To z grubsza odpowiada Model, który został przyjęty w niedzielę w r Łączą się. Jednak szef McLaren zwraca się z prośbą o zrobienie tego w przyszłości automatycznie akceptuje z odpowiednim artykułem v przepisy prawne i nie podlegać późniejszej ocenie przez komisarzy regat. "Powinno to być jasno określone w regulaminie.„Dla Niemca ważne jest, aby rządzić wszystkimi uczestnikami weekendu wyścigowego czysty obraz o tym, jaka jest zasada w takiej sytuacji. "Myślę, że byłoby to coś, co byłoby zrozumiałe dla każdego, co się dzieje."
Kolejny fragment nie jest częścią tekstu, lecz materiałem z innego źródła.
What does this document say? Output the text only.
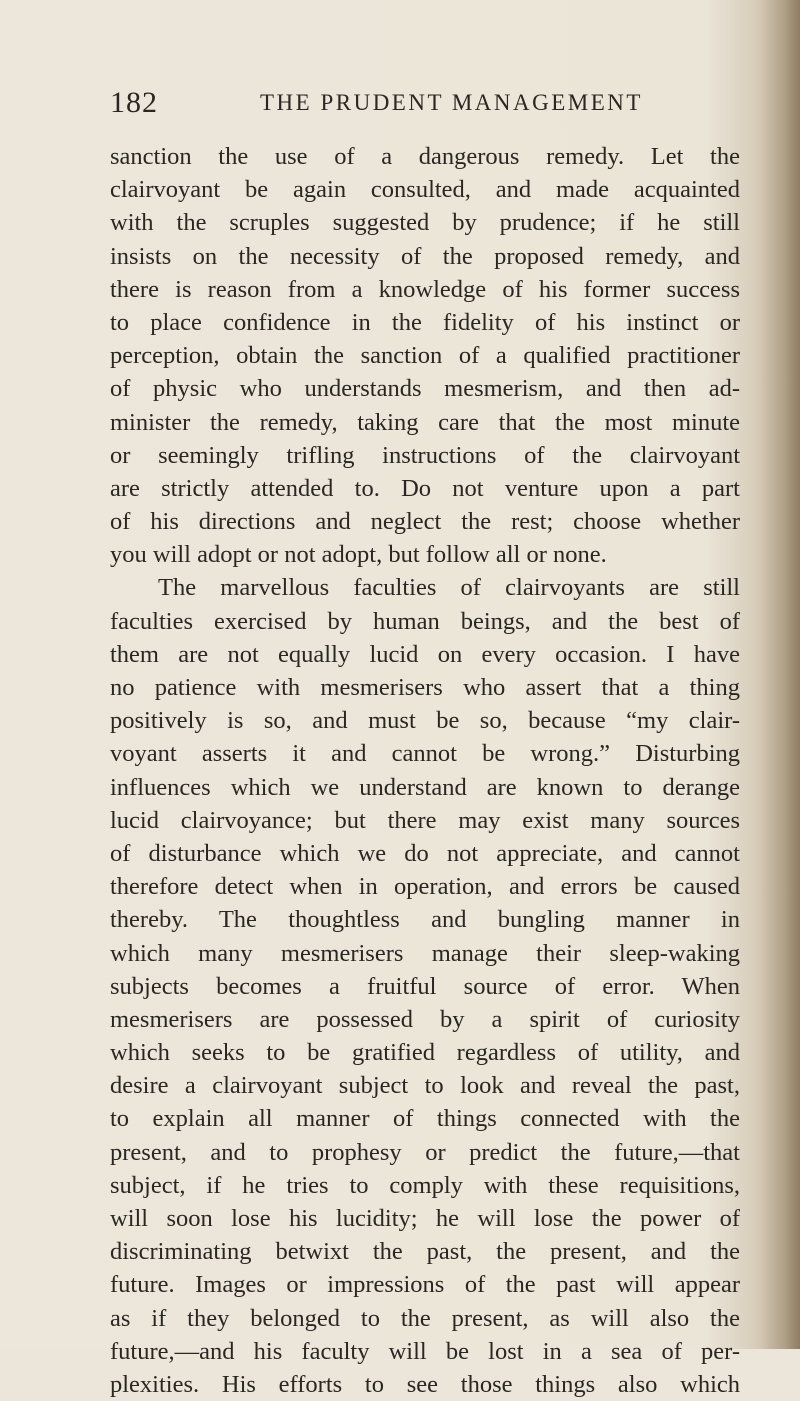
182	THE PRUDENT MANAGEMENT
sanction the use of a dangerous remedy. Let the
clairvoyant be again consulted, and made acquainted
with the scruples suggested by prudence; if he still
insists on the necessity of the proposed remedy, and
there is reason from a knowledge of his former success
to place confidence in the fidelity of his instinct or
perception, obtain the sanction of a qualified practitioner
of physic who understands mesmerism, and then ad-
minister the remedy, taking care that the most minute
or seemingly trifling instructions of the clairvoyant
are strictly attended to. Do not venture upon a part
of his directions and neglect the rest; choose whether
you will adopt or not adopt, but follow all or none.
The marvellous faculties of clairvoyants are still
faculties exercised by human beings, and the best of
them are not equally lucid on every occasion. I have
no patience with mesmerisers who assert that a thing
positively is so, and must be so, because “my clair-
voyant asserts it and cannot be wrong.” Disturbing
influences which we understand are known to derange
lucid clairvoyance; but there may exist many sources
of disturbance which we do not appreciate, and cannot
therefore detect when in operation, and errors be caused
thereby. The thoughtless and bungling manner in
which many mesmerisers manage their sleep-waking
subjects becomes a fruitful source of error. When
mesmerisers are possessed by a spirit of curiosity
which seeks to be gratified regardless of utility, and
desire a clairvoyant subject to look and reveal the past,
to explain all manner of things connected with the
present, and to prophesy or predict the future,—that
subject, if he tries to comply with these requisitions,
will soon lose his lucidity; he will lose the power of
discriminating betwixt the past, the present, and the
future. Images or impressions of the past will appear
as if they belonged to the present, as will also the
future,—and his faculty will be lost in a sea of per-
plexities. His efforts to see those things also which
Połowa punktów za kwalifikacje?
Rozumie się to jako zwrotnica nie mogą dzielić się zgodnie z normalnym systemem punktacji. V Łączą się przyznali połowę punktów. Według opinii Seidl, mogłoby być shema, nad którym należy się zastanowić, ale nie chce tego dokładnie określić. "Myślę, że powinniśmy to szczegółowo przedyskutować, w każdym razie byłbym za tym.W ten sposób moglibyśmy zapobiec, aby podobnie jak w Belgii samochody wyścigowe nie zostały wpuszczone na tor samochód bezpieczeństwa, przejechać kilka okrążeń i zrobić wynik jak urzędnik.
Jednocześnie zapewniłoby to również to możliwość odwołania wyścigu nie doprowadziłoby to automatycznie do pełnego weekendu wyścigowego bez żadnej wartości. "Moim zdaniem byłoby to nadal uczciwe, ponieważ w przeciwnym razie oznaczałoby to utratę punktów w weekend wyścigowy, podczas którego toczyłbyś sportową bitwę z konkurentami. Dlaczego by tego nie nagrodzić," Kończy się Seidl.